Physical characteristics
- • location: Sierra de Cucalón, Iberian System Jiloca Comarca, (Aragon)
- • elevation: 1,280 m (4,200 ft)
- • location: Ebro
- • elevation: 193 m (633 ft)
- Length: 128 km (80 mi)
- Basin size: 1,020 km^{2} (390 mi^{2})
- • average: 0.84 m^{3}/s (30 cu ft/s)

Basin features
- Progression: Ebro→ Balearic Sea

= Huerva =

River in Aragon, Spain

The Huerva River is a river in Aragon, Spain.
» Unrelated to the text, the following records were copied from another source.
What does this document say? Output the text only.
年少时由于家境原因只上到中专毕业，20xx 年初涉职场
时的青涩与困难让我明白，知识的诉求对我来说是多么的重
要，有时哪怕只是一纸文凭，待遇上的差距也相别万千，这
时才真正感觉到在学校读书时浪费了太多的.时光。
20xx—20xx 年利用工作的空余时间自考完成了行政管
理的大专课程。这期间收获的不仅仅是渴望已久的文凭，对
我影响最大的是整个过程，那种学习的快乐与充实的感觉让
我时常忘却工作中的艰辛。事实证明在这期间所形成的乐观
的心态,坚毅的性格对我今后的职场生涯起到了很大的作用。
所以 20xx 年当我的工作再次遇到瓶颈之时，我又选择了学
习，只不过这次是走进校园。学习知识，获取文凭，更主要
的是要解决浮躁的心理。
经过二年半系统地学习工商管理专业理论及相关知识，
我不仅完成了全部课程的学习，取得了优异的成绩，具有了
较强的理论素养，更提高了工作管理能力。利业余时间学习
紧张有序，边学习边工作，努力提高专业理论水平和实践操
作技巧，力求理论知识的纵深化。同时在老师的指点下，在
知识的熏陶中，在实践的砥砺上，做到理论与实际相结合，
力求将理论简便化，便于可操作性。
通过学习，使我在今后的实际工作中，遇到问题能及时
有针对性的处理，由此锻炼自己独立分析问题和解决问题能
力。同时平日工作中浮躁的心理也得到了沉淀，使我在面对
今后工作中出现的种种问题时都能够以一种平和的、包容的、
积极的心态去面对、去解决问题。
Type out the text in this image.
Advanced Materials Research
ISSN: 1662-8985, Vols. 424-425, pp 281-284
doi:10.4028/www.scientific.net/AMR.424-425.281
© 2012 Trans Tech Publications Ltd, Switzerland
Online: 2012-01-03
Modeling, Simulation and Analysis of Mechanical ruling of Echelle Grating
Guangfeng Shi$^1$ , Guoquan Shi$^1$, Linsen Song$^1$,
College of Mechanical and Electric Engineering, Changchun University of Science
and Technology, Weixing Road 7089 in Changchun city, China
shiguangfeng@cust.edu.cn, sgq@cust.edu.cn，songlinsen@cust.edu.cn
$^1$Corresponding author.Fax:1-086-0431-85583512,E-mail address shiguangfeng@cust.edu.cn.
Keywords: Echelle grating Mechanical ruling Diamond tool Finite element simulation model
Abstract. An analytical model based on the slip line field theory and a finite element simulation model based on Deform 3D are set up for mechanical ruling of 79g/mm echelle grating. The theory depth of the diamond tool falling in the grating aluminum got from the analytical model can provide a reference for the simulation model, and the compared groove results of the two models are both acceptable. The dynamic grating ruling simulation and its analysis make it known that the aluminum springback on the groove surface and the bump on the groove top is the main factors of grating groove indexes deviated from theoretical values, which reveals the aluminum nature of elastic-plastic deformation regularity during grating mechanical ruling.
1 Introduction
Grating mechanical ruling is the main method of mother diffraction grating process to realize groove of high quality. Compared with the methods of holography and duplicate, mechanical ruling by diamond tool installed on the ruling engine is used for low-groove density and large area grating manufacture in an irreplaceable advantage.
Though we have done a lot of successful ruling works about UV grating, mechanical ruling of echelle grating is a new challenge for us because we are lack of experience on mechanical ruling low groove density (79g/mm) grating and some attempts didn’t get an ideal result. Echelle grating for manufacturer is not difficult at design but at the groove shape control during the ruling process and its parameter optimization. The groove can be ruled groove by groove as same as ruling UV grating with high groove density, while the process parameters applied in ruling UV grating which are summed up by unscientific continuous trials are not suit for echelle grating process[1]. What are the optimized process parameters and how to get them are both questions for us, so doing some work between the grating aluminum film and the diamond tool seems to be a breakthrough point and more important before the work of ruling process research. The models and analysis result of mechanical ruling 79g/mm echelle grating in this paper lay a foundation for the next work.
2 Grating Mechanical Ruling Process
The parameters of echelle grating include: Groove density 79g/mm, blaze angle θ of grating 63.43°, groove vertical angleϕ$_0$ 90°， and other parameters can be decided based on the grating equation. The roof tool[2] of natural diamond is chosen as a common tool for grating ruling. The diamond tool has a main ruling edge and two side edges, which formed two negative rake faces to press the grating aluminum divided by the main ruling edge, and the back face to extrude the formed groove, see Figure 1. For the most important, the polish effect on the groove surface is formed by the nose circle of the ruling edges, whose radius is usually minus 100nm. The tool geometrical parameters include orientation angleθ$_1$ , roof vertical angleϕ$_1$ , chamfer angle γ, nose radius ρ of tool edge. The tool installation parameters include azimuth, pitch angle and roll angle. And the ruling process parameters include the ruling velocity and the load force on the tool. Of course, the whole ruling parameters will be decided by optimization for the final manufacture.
It is a tributary of the Ebro. Its mean annual discharge is only 67 hm3.

==Course==
This 128 km long river rises in the Sierra de Cucalón, near Fonfría in the Jiloca Comarca. Flowing northwestwards near Lagueruela and Villadoz, it increases its size near Villarreal de Huerva when it is joined by the Arroyo de Villalpando. Then it flows northeastwards past Mainar, Cerveruela, Vistabella de Huerva, Tosos (formerly Alcañiz de la Huerva), Villanueva de Huerva, Muel, Cuarte de Huerva, Cadrete and María de Huerva until its waters reach the Ebro at Zaragoza, where is called 'La Huerva'.

==Ecology==
The Huerva is relatively little polluted in its upper course, hence endangered species like the Austropotamobius pallipes crayfish and fishes like Barbus haasi, Rutilus arcasii and Chondrostoma toxostoma are to be found in its waters.